Веду ногой по его колену. Кончиками пальцев, обтянутыми черным чулком. Позволяя майке скользнуть выше, приоткрыв полупрозрачное белье. Просто хочу его срыва и долбаного конца. Пусть просто все закончится. Не важно, как и чем. Не хочу торчать тут всю ночь. Раз уж не удастся развеяться, пойду спать. Но не отпустит же просто так.
Наблюдает за моими действиями. Скользя взглядом до линии кружева чулок. И выше. Еще выше. С нечитаемым взглядом, где оттеняется что-то сродни животной страсти и злости, смешанной в равных пропорциях. Какой-то голодный и дикий.
— Возбуждаю? — медленно выпускаю нижнюю губу из плена зубов. Следом облизываю. Плавлю его, сидящего напротив, томными глазами. Хочу играть. Доказать, что не я слаба перед ним, а он. Приоткрыв рот, провожу кончиком языка по зубам. Медленно вылизываю уголок губ. Ногой надавливаю на его ширинку, на успевший стать жесть каким твердым член. Который остро реагирует на мои действия. И я почти готова дать голову на отсечение, что он такой уже какой-то промежуток времени. — М-м.
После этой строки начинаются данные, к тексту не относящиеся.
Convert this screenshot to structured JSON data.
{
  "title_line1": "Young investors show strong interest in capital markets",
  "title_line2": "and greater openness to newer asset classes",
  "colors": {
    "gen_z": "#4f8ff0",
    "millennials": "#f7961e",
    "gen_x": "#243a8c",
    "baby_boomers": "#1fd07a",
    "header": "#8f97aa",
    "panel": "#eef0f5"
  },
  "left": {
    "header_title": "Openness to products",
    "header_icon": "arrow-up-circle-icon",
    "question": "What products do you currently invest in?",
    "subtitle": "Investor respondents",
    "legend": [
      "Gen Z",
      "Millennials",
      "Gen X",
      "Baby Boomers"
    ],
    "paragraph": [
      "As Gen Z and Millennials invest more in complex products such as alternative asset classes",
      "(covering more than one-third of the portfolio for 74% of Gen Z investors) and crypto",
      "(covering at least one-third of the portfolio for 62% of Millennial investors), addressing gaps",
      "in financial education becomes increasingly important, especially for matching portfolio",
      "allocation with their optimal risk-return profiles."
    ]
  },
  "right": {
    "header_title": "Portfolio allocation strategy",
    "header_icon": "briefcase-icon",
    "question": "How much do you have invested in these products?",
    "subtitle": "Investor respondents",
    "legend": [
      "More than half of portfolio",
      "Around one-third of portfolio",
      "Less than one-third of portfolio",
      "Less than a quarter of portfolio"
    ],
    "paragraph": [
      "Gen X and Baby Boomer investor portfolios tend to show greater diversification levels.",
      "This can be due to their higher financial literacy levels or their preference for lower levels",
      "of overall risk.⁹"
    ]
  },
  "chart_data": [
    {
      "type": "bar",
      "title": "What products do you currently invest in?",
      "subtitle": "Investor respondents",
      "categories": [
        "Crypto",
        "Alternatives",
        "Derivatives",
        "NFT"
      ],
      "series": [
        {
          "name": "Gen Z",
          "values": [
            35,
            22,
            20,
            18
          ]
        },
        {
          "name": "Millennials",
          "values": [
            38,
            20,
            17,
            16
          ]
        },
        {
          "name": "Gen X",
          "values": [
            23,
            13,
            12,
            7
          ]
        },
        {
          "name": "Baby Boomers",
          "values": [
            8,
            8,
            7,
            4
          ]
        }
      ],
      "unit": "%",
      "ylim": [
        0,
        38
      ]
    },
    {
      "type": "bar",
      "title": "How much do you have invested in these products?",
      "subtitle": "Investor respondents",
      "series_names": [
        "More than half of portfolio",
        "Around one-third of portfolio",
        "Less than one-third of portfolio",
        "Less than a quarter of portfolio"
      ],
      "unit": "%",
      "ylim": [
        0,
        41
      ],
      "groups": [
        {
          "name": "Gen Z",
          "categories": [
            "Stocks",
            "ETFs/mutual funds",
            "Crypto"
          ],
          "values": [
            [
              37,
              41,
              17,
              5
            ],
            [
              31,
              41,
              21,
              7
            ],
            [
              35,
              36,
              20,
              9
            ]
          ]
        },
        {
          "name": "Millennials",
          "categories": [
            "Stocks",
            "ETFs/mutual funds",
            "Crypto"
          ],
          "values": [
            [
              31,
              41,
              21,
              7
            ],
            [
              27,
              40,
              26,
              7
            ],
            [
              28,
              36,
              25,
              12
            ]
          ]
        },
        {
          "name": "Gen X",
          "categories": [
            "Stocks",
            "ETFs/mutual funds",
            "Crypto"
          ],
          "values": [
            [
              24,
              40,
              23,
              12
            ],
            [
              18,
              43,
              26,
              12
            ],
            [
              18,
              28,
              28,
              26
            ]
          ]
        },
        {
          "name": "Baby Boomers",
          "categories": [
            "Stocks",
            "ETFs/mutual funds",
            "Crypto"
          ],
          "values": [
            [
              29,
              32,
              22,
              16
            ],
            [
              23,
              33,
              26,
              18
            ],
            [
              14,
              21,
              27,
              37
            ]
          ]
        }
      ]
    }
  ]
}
Вижу.
Склоняю голову набок, позволяю волосам стечь в одну сторону. Крупными завитыми кольцами ласкать кожу оголенного плеча. Ставлю обе ноги на его колени и развожу их в стороны. Провокация. В чистом неприкрытом виде. Дура. Знаю. Только какой смысл думать или пытаться мирно разрулить конфликт, если он осел и придурок? Да и потешить свое самолюбие я не против. И мне, что уж скрывать, приятно, что я так легко манипулирую им сейчас. Власть такая крошечная, но в моих руках. Власть над Лешей. Почти бесценно. Почти.